In other respects, though, Stanley Odd’s distinctive ensemble dynamic does again cast them as relative outsiders in hip-hop terms – a relationship Hook is happy to embrace as a mutually admiring one. “I think it’s pretty healthy both ways,” he says. “We get a lot of nice feedback on what we do, and I see a lot of really, really talented guys making hip-hop in Scotland, especially since battle rap took off up here: it’s not something I’m personally involved in, what with writing for the band – I’d need all my time to get anywhere near these guys’ level – but there are some fantastic lyricists coming out of it.”

Working as a live band also opens up more varied performance opportunities, as highlighted by the range of venues and festivals where Stanley Odd have wowed the crowds. These extend well beyond the club scene - even reaching as far as the more adventurous elements of the folk community. “Doing festivals like Celtic Connections and the Insider, we’ve played to a lot of people who really aren’t hip-hop fans at all, but we’ve found those audiences really welcoming,” Hook says. “I guess if you listen to folk music, you’re used to tuning into words, and the political stuff seems to chime with people as well. We’ve also started talking to a few folk musicians about maybe doing some collaborative stuff in the future, bringing in aspects of Scottish music, which would be pretty exciting.”

Right now, though, there’s Reject to relish – and it’s more than plenty to be going on with. In amongst its rich, artfully crafted sonic tapestries, grandly stirring melodies and irresistibly inventive grooves, Solareye’s muse roams wider and deeper than ever, from the bitingly political to the nakedly personal, from wickedly scathing satire to dream-like poetic allegory, the state of the Union to the sensations of modern mental overload.

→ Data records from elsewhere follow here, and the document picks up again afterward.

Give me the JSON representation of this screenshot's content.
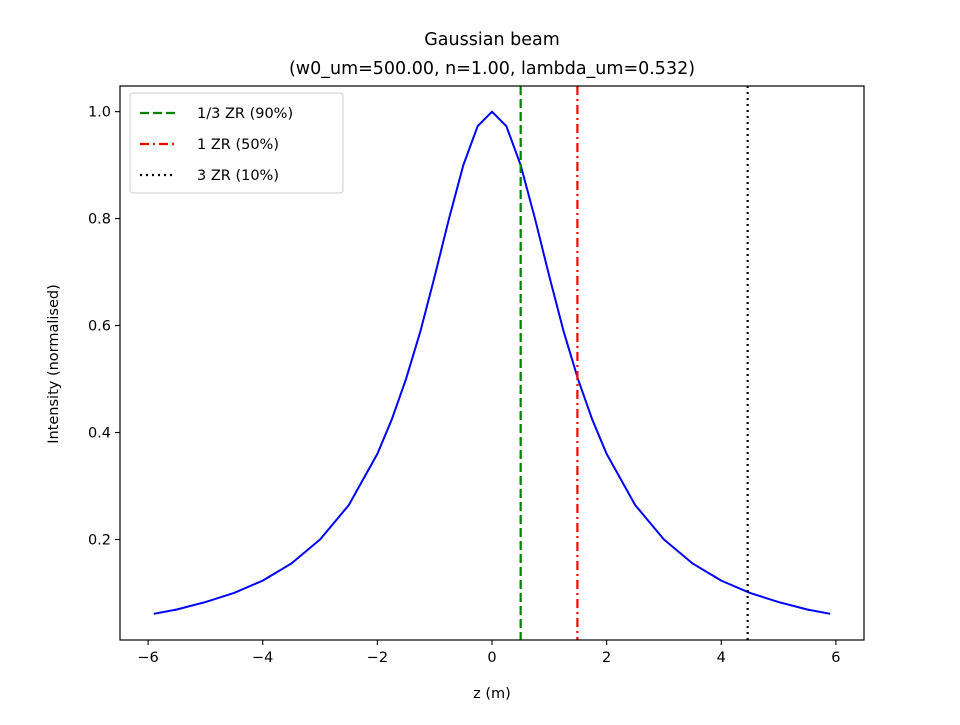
{
  "chart_data": {
    "type": "line",
    "title": "Gaussian beam",
    "subtitle": "(w0_um=500.00, n=1.00, lambda_um=0.532)",
    "xlabel": "z (m)",
    "ylabel": "Intensity (normalised)",
    "xlim": [
      -6.49,
      6.49
    ],
    "ylim": [
      0.012,
      1.048
    ],
    "x_ticks": [
      -6,
      -4,
      -2,
      0,
      2,
      4,
      6
    ],
    "x_tick_labels": [
      "−6",
      "−4",
      "−2",
      "0",
      "2",
      "4",
      "6"
    ],
    "y_ticks": [
      0.2,
      0.4,
      0.6,
      0.8,
      1.0
    ],
    "y_tick_labels": [
      "0.2",
      "0.4",
      "0.6",
      "0.8",
      "1.0"
    ],
    "grid": false,
    "legend_position": "top-left",
    "series": [
      {
        "color": "#0000ff",
        "style": "solid",
        "x": [
          -5.9,
          -5.5,
          -5.0,
          -4.5,
          -4.0,
          -3.5,
          -3.0,
          -2.5,
          -2.0,
          -1.75,
          -1.5,
          -1.25,
          -1.0,
          -0.75,
          -0.5,
          -0.25,
          0.0,
          0.25,
          0.5,
          0.75,
          1.0,
          1.25,
          1.5,
          1.75,
          2.0,
          2.5,
          3.0,
          3.5,
          4.0,
          4.5,
          5.0,
          5.5,
          5.9
        ],
        "y": [
          0.061,
          0.069,
          0.083,
          0.1,
          0.123,
          0.155,
          0.2,
          0.264,
          0.36,
          0.424,
          0.5,
          0.589,
          0.692,
          0.8,
          0.9,
          0.973,
          1.0,
          0.973,
          0.9,
          0.8,
          0.692,
          0.589,
          0.5,
          0.424,
          0.36,
          0.264,
          0.2,
          0.155,
          0.123,
          0.1,
          0.083,
          0.069,
          0.061
        ]
      }
    ],
    "vlines": [
      {
        "name": "1/3 ZR (90%)",
        "x": 0.5,
        "color": "#008000",
        "style": "dashed"
      },
      {
        "name": "1 ZR (50%)",
        "x": 1.49,
        "color": "#ff0000",
        "style": "dashdot"
      },
      {
        "name": "3 ZR (10%)",
        "x": 4.46,
        "color": "#000000",
        "style": "dotted"
      }
    ]
  }
}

“I definitely always want to be associated with protest song, with music that says something about what’s going on around us – and from our experience, there’s a real appetite for that kind of stuff just now,” Hook says. “But with the new album I’ve also been trying to make myself write about more personal and emotional subjects, rather than always taking an external perspective. It’s much harder and scarier than talking about current affairs – looking inside and writing about yourself, then sharing that with other people, but it’s another way to push myself to develop, and some of those songs have been getting the biggest reaction lately, when we’ve tried out the new stuff live.”

On the subject of recent gigs, and the state of the Union, the band were somewhat startled, following their triumphant set at 2012’s famously maverick Wickerman festival, to find their track ‘Winter of Discontent’ - an admittedly merciless dissection of the current UK regime, from the EP Pure Antihero Material - co-opted as a soundtrack by pro-independence websites. “I originally wrote it very specifically from an anti-Tory, anti-coalition perspective, and a lot of the English/Scottish stuff was meant to be quite tongue-in-cheek,” Hook explains, “but when I read back through the lyrics, I could totally see why people had interpreted it more broadly. As a band, though, first and foremost we’re pro-debate, rather than necessarily pro-independence. The key thing right now is that people get engaged in discussing the arguments - and then that they turn up and vote.”

Whatever Scotland’s future holds, Stanley Odd today rank among its most exciting, provocative and persuasive musical champions. Uniting the local with the global, the individual with the collective, Reject speaks from the heart in a proudly home-grown yet universal language of resistance, challenge and affirmation.